There are several carport systems available in North America however few are designed for northern snow loads. When choosing a solar carport provider, ensure their systems are designed to suit your needs and local parking regulations. Chose a style that offer drivers ease of getting in to and out of their vehicles for the best parking experience, and to keep them returning to your parking facility.

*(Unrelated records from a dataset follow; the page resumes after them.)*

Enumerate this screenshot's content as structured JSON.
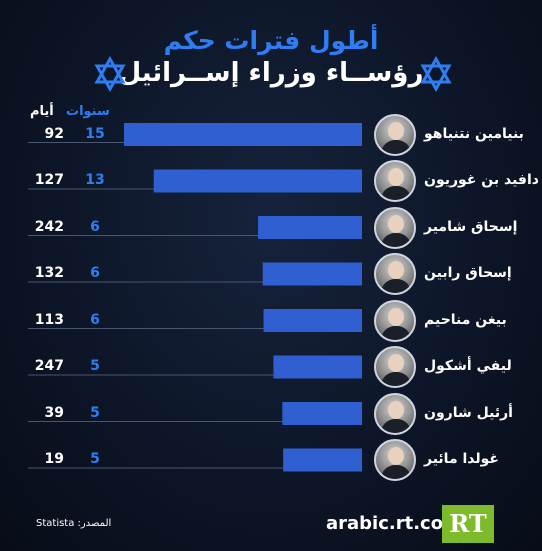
{
  "title_line1": "أطول فترات حكم",
  "title_line2": "رؤســاء وزراء إســرائيل",
  "icons": {
    "left": "star-of-david-icon",
    "right": "star-of-david-icon"
  },
  "column_headers": {
    "years": "سنوات",
    "days": "أيام"
  },
  "source": "المصدر: Statista",
  "website": "arabic.rt.com",
  "logo_text": "RT",
  "colors": {
    "bar": "#2f5fd0",
    "accent": "#2f7df2",
    "logo": "#7dbb2a"
  },
  "chart_data": {
    "type": "bar",
    "orientation": "horizontal",
    "categories": [
      "بنيامين نتنياهو",
      "دافيد بن غوريون",
      "إسحاق شامير",
      "إسحاق رابين",
      "بيغن مناحيم",
      "ليفي أشكول",
      "أرئيل شارون",
      "غولدا مائير"
    ],
    "series": [
      {
        "name": "سنوات",
        "values": [
          15,
          13,
          6,
          6,
          6,
          5,
          5,
          5
        ]
      },
      {
        "name": "أيام",
        "values": [
          92,
          127,
          242,
          132,
          113,
          247,
          39,
          19
        ]
      }
    ],
    "xlabel": "",
    "ylabel": "",
    "grid": false,
    "legend": "top-left"
  }
}
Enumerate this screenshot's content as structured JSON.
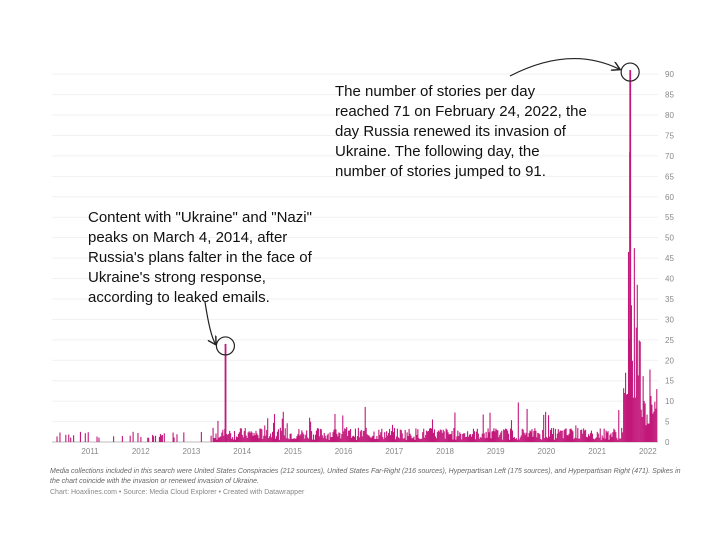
{
  "chart_data": {
    "type": "bar",
    "title": "",
    "xlabel": "",
    "ylabel": "",
    "color": "#c2187a",
    "xlim": [
      2010.75,
      2022.7
    ],
    "ylim": [
      0,
      92
    ],
    "y_ticks": [
      0,
      5,
      10,
      15,
      20,
      25,
      30,
      35,
      40,
      45,
      50,
      55,
      60,
      65,
      70,
      75,
      80,
      85,
      90
    ],
    "x_ticks": [
      {
        "year": 2011,
        "label": "2011"
      },
      {
        "year": 2012,
        "label": "2012"
      },
      {
        "year": 2013,
        "label": "2013"
      },
      {
        "year": 2014,
        "label": "2014"
      },
      {
        "year": 2015,
        "label": "2015"
      },
      {
        "year": 2016,
        "label": "2016"
      },
      {
        "year": 2017,
        "label": "2017"
      },
      {
        "year": 2018,
        "label": "2018"
      },
      {
        "year": 2019,
        "label": "2019"
      },
      {
        "year": 2020,
        "label": "2020"
      },
      {
        "year": 2021,
        "label": "2021"
      },
      {
        "year": 2022,
        "label": "2022"
      }
    ],
    "daily_stories_baseline": [
      {
        "period": "2010-10 to 2013-12",
        "typical": 0.3
      },
      {
        "period": "2014-01 to 2021-12",
        "typical": 2.5
      },
      {
        "period": "2022-01 to 2022-09",
        "typical": 12
      }
    ],
    "highlights": [
      {
        "date": "2014-03-04",
        "value": 24
      },
      {
        "date": "2022-02-24",
        "value": 71
      },
      {
        "date": "2022-02-25",
        "value": 91
      }
    ]
  },
  "annotations": {
    "peak_2022": "The number of stories per day\nreached 71 on February 24, 2022, the\nday Russia renewed its invasion of\nUkraine. The following day, the\nnumber of stories jumped to 91.",
    "peak_2014": "Content with \"Ukraine\" and \"Nazi\"\npeaks on March 4, 2014, after\nRussia's plans falter in the face of\nUkraine's strong response,\naccording to leaked emails."
  },
  "footnote": "Media collections included in this search were United States Conspiracies (212 sources), United States Far-Right (216 sources), Hyperpartisan Left (175 sources), and Hyperpartisan Right (471). Spikes in the chart coincide with the invasion or renewed invasion of Ukraine.",
  "credit": "Chart: Hoaxlines.com • Source: Media Cloud Explorer • Created with Datawrapper"
}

The collision of solar with parking is poised to change the future, as cities, industry and the general public work to identify an appropriate pathway forward to reducing GHG levels. They’ll do it while driving around in their EVs looking for a parking spot.  What better way is there to do it than to taking a parking asset currently with one use, and turn it into a green energy generator. ν

1. U.S. Environmental Protection Agency. 2012. Reducing urban heat islands: Compendium of strategies. Draft. https://www.epa.gov/heat-islands/heat-island-compendium

2. Golden, J.S., J. Carlson, K. Kaloush, and P. Phelan. 2006. A Comparative Study of the Thermal and Radiative Impacts of Photovoltaic Canopies on Pavement Surface Temperatures. Solar Energy. 81(7): 872-883. July 2007.